If you search on Google Books for the phrase “Corpo Bacco”, there are (discounting duplicates) only two hits: Kipling’s poem in its U.S. edition, and the poem ‘Camp Song’ from The New Monthly Magazine for May 1853, signed ‘G.W.T.’ (perhaps George Walter Thornbury?):
Corpo Bacco! how we battled,
Camped and marched the wide world over.
Caramba! I’m like the Calmuc,
In my own land but a rover.
Can it be a coincidence that here we have caramba too?

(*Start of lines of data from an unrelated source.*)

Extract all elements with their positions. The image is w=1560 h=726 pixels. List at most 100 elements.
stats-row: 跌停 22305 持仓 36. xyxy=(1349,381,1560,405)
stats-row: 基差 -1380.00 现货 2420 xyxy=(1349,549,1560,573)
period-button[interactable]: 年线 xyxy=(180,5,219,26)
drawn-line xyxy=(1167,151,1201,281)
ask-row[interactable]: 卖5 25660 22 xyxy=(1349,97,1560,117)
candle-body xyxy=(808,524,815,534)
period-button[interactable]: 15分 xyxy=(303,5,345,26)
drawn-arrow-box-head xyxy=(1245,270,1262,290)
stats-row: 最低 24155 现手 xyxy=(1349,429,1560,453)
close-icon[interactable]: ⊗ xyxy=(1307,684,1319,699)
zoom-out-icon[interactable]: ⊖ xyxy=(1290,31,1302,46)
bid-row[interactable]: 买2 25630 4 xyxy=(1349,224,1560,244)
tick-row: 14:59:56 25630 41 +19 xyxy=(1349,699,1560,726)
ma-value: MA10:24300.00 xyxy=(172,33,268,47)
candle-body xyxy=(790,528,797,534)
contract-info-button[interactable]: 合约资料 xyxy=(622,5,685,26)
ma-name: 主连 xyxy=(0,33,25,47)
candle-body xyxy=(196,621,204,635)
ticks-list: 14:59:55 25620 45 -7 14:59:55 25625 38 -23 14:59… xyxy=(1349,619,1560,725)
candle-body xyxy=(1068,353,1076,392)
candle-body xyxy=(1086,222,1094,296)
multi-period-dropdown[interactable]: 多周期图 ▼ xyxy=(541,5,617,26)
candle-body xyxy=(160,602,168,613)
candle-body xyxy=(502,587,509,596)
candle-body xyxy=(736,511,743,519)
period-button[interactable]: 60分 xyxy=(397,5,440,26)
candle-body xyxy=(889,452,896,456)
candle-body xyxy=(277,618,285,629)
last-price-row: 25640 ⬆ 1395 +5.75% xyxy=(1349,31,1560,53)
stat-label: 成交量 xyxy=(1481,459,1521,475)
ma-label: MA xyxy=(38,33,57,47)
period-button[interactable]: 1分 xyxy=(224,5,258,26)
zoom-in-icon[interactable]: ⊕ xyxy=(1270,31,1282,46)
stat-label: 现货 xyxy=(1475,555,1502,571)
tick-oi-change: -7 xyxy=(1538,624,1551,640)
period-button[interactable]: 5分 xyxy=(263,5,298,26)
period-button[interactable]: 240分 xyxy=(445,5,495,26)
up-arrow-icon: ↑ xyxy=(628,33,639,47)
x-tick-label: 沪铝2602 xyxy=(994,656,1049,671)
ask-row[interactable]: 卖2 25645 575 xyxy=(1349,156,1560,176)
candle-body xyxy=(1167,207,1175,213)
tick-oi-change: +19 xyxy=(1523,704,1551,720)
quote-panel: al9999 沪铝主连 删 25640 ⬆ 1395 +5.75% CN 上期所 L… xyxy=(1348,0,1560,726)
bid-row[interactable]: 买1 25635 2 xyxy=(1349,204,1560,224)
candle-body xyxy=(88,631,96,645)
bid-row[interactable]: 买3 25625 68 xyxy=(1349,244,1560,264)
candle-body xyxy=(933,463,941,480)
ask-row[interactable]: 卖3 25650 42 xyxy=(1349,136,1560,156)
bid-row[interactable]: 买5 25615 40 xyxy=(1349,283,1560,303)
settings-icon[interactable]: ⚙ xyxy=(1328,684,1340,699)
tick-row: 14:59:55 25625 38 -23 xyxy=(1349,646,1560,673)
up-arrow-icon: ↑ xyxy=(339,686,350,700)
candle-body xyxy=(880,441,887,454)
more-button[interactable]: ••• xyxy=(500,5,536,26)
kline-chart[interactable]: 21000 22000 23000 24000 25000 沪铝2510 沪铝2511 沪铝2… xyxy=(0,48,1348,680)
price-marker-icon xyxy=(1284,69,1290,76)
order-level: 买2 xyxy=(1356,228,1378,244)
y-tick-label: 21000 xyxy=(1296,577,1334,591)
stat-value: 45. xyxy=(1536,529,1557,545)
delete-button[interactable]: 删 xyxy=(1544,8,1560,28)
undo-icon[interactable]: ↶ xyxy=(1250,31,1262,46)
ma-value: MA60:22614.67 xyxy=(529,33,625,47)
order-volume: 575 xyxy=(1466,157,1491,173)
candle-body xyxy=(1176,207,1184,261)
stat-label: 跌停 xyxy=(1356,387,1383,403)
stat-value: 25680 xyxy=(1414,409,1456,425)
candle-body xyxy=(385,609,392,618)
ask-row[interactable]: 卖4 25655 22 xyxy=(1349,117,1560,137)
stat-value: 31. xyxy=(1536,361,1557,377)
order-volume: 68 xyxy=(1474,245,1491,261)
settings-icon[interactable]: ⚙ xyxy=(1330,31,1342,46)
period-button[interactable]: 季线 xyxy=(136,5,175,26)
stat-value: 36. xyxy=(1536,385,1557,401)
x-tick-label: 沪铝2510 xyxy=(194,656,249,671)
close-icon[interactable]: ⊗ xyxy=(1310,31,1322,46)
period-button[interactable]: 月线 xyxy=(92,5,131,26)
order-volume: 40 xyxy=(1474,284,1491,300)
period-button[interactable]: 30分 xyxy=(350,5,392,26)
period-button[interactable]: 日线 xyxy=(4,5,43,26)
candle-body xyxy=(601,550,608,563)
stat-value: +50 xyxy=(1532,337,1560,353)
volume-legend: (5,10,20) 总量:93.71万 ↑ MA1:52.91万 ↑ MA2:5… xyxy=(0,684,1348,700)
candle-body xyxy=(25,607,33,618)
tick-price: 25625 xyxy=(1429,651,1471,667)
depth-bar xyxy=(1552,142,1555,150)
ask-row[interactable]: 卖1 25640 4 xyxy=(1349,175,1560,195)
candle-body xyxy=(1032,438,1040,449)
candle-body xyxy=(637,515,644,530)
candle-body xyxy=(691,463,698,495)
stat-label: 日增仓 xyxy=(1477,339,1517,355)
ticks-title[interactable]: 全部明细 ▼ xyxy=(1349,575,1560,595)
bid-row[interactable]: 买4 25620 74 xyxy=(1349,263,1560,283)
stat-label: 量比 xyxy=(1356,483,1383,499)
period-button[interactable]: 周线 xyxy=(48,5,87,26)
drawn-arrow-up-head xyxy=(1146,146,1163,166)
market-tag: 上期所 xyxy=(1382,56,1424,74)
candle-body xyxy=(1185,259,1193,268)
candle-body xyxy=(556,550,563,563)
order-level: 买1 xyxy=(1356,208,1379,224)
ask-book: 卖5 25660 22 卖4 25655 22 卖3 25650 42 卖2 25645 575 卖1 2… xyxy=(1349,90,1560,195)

A footnote explains that the italicized phrases in the poem are “oaths of all languages, picked up by the mercenary in different countries.” So in this poem “Corpo Bacco” and “Caramba!” make perfect sense: they are oaths picked up in Italy and Spain respectively. It looks to me very much as though the writer of the replacement couplet was pulling a prank by taking oaths from ‘Camp Song’ and sneaking them past the publisher by deploying them in misleading contexts.
My questions:
Who decided to change this couplet, Kipling or his U.S. publisher, and why? (Did they doubt that their U.S. readers would understand the puns?)
Did Kipling even write the replacement couplet, or is it editorial meddling? Was it common for editors to rewrite parts of poems like this?
Is there a connection to ‘Camp Song’ by ‘G.W.T.’?